Ancak dün (18 Temmuz Cuma) akşam saatlerinde yağan, eskilerin deyimi ile "deste yağmuru" Nevşehir’de hem insanların hem de doğanın rahat bir nefes almasını sağladı.
Yaklaşık 15-20 dakika süren yağmur toprağa ancak bir parmak kadar işledi ama hava sıcaklığını hızla düşürerek, bunaltıcı Temmuz akşamında adeta bir can suyu serinliği etkisi gösterdi.
Peki "Deste Yağmuru" deyimi nereden geliyor?
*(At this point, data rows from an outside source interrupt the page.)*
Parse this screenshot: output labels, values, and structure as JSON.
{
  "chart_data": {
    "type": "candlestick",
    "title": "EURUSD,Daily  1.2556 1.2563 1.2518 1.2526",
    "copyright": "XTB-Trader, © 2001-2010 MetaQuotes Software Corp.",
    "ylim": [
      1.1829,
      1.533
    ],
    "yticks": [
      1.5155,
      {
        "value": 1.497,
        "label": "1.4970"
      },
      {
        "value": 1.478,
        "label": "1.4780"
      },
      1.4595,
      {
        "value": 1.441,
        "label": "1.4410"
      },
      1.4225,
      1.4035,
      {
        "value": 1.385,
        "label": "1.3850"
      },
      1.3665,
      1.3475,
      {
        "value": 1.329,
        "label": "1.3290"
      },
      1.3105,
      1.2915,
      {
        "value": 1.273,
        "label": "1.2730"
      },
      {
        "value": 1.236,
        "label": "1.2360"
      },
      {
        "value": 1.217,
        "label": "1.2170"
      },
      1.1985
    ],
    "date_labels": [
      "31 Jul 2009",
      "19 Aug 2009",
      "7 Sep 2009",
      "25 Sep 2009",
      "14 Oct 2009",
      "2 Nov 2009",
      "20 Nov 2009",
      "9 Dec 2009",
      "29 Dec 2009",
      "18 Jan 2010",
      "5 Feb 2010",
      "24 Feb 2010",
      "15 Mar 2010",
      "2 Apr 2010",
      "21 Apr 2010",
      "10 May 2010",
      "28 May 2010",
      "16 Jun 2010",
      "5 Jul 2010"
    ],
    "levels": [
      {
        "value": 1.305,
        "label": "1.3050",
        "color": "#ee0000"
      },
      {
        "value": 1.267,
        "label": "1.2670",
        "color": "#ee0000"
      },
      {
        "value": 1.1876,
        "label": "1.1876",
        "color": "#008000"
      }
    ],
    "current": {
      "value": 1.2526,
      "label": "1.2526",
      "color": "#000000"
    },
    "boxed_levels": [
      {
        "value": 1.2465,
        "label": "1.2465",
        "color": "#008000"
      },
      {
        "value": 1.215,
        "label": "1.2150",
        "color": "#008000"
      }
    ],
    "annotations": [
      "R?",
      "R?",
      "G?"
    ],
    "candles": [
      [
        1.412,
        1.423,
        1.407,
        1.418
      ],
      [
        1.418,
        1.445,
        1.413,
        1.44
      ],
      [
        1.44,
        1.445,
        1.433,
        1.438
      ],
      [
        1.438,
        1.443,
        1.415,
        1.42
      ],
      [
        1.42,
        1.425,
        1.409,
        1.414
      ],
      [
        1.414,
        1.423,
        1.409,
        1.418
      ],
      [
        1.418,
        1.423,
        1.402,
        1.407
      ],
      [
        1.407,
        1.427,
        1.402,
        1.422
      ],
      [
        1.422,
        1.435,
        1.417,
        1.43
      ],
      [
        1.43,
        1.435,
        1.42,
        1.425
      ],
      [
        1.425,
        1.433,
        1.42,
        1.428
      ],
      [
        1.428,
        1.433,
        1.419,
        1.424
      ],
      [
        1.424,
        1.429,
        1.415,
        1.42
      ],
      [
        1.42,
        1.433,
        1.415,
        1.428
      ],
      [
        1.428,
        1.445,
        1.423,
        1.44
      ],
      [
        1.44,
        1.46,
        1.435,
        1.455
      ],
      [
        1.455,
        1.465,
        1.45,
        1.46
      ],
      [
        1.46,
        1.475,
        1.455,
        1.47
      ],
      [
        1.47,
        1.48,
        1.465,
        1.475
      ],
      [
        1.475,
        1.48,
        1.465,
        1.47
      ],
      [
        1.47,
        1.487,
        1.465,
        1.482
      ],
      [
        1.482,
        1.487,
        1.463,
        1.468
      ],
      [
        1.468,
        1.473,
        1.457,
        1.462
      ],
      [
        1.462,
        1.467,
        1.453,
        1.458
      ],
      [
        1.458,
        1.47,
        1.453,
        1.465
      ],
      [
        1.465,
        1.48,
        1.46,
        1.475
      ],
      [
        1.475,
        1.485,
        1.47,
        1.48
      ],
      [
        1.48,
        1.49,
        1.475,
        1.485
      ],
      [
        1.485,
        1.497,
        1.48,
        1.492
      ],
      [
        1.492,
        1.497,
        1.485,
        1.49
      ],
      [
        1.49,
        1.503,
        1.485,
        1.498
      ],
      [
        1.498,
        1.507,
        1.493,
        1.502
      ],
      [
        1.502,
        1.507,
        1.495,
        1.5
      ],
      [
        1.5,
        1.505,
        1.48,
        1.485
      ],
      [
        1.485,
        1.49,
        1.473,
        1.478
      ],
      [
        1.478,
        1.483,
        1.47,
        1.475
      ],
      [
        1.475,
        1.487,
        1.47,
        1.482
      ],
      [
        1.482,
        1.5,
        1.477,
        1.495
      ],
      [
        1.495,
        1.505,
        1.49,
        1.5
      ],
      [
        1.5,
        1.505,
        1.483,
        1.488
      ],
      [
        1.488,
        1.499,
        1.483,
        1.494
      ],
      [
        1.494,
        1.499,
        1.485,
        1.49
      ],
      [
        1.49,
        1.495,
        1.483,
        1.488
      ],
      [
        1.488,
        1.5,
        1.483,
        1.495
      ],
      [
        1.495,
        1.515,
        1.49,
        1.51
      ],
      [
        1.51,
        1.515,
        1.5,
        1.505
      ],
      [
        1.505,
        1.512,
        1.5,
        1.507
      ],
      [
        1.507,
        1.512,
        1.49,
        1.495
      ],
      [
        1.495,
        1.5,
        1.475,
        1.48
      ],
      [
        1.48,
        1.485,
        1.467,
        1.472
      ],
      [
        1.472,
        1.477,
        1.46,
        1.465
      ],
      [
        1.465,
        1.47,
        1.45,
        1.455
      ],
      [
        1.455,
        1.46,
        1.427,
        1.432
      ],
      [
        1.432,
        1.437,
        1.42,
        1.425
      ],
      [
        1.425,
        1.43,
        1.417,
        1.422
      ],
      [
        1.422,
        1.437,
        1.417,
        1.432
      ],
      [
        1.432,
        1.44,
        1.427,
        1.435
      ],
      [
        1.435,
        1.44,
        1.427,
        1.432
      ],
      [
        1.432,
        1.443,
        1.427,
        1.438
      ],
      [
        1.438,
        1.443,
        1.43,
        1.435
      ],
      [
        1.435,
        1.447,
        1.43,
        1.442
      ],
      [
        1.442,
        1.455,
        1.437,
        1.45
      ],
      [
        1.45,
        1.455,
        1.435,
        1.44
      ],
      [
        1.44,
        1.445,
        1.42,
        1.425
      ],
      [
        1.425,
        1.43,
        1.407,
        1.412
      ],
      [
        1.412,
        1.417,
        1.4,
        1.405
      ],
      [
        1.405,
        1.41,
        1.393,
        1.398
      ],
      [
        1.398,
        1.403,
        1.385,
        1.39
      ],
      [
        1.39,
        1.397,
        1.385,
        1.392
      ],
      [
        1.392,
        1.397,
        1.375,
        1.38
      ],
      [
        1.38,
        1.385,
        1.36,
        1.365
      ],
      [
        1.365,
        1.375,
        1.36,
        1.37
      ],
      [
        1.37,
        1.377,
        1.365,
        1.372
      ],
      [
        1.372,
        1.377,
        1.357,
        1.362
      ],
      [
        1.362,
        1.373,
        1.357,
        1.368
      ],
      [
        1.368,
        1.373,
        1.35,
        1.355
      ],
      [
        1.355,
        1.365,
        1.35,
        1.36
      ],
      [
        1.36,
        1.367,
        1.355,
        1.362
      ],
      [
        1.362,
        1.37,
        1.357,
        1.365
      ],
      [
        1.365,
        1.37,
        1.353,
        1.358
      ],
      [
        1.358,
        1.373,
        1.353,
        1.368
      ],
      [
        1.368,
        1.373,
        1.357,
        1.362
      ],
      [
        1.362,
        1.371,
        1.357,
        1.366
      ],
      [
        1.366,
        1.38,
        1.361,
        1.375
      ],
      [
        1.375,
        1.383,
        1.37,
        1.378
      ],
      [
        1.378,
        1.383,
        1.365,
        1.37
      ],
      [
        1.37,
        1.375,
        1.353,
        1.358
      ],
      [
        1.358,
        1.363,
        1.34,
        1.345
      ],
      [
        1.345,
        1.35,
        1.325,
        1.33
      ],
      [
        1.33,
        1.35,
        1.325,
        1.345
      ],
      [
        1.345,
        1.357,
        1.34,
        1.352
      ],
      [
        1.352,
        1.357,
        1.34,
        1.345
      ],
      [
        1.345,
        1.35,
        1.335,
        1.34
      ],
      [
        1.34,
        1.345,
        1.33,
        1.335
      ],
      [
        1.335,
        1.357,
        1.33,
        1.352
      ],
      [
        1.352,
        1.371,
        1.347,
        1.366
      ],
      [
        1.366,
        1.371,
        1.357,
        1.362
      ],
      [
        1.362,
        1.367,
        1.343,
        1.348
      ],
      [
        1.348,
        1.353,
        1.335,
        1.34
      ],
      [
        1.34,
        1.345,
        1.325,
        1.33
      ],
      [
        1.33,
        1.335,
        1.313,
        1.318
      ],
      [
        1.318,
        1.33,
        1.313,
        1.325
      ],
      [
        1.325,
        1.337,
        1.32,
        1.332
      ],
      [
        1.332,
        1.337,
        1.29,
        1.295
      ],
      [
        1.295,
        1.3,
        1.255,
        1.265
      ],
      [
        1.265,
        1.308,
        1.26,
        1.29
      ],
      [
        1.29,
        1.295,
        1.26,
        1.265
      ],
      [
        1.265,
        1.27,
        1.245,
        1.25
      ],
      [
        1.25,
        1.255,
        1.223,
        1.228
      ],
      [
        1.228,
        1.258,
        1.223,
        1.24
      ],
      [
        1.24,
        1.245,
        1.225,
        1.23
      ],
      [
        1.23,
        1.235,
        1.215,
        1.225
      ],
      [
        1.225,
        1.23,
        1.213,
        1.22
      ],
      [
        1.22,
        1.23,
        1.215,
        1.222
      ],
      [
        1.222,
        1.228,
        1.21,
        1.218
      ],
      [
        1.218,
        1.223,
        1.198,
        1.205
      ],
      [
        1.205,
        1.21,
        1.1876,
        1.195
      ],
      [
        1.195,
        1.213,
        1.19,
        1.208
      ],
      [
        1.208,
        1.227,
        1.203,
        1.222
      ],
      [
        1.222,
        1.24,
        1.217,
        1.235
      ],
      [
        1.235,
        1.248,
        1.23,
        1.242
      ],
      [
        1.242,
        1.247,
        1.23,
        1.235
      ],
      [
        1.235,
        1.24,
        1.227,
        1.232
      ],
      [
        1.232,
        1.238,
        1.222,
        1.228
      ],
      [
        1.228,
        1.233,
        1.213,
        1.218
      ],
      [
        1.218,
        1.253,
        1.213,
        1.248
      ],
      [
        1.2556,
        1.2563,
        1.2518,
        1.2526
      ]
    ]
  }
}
Bilindiği üzere Orta Anadolu'da buğday, arpa, çavdar, yulaf gibi ekin genellikle Temmuz ayında olgunlaşır ve biçilmeye uygun hale gelir. İşte bu hasat mevsimine halk arasında "ırgatlık" ve "harman-hasat zamanı" denir.
Eskiden tarladaki bu mahsul orak ya da tırpanla biçilerek, önce "deste" haline getirilir, sonra da desteler birleştirilerek "yığın" kurulurdu. İşte bu dönemde destelerin üzerine yağan yağmura da "Deste Yağmuru" denir.
Deste Yağmuru yağınca ırgatlar (tarım işçileri) ekin işlemeye ara verir, güneş çıkınca, ıslanan desteleri çürümemesi için hafiften açarak tekrar kurumasını sağlarlardı. Çünkü nemli sap düvenle sürülemez. İşte bu nedenlerle Temmuz ayında, ekinler işlenirken yağan yağmura, tarladaki ekin destelerinin üzerine yağdığı için "Deste Yağmuru" denilmektedir.
Tarımda makinalaşmaya geçilince, özellikle de biçerdöver sayesinde, eskiden en az iki ay süren ekini biçme, taşıma, sürme, savurma, eleme işlemi birkaç saatte yapılır hale geldi. Bu nedenle de eski tarım kültürümüzdeki harman-hasat, ırgatlık, azıkçı, orak, tırpan, ennik, deste, yığın, sap, anadut, sal, düven, tınas, yaba, çeş gibi kelimelerin yanı sıra "Deste Yağmuru" deyimi de unutulmaya yüz tuttu...
Herkese Temmuz sıcağında, deste yağmuru serinliğinde güzel günler diliyorum.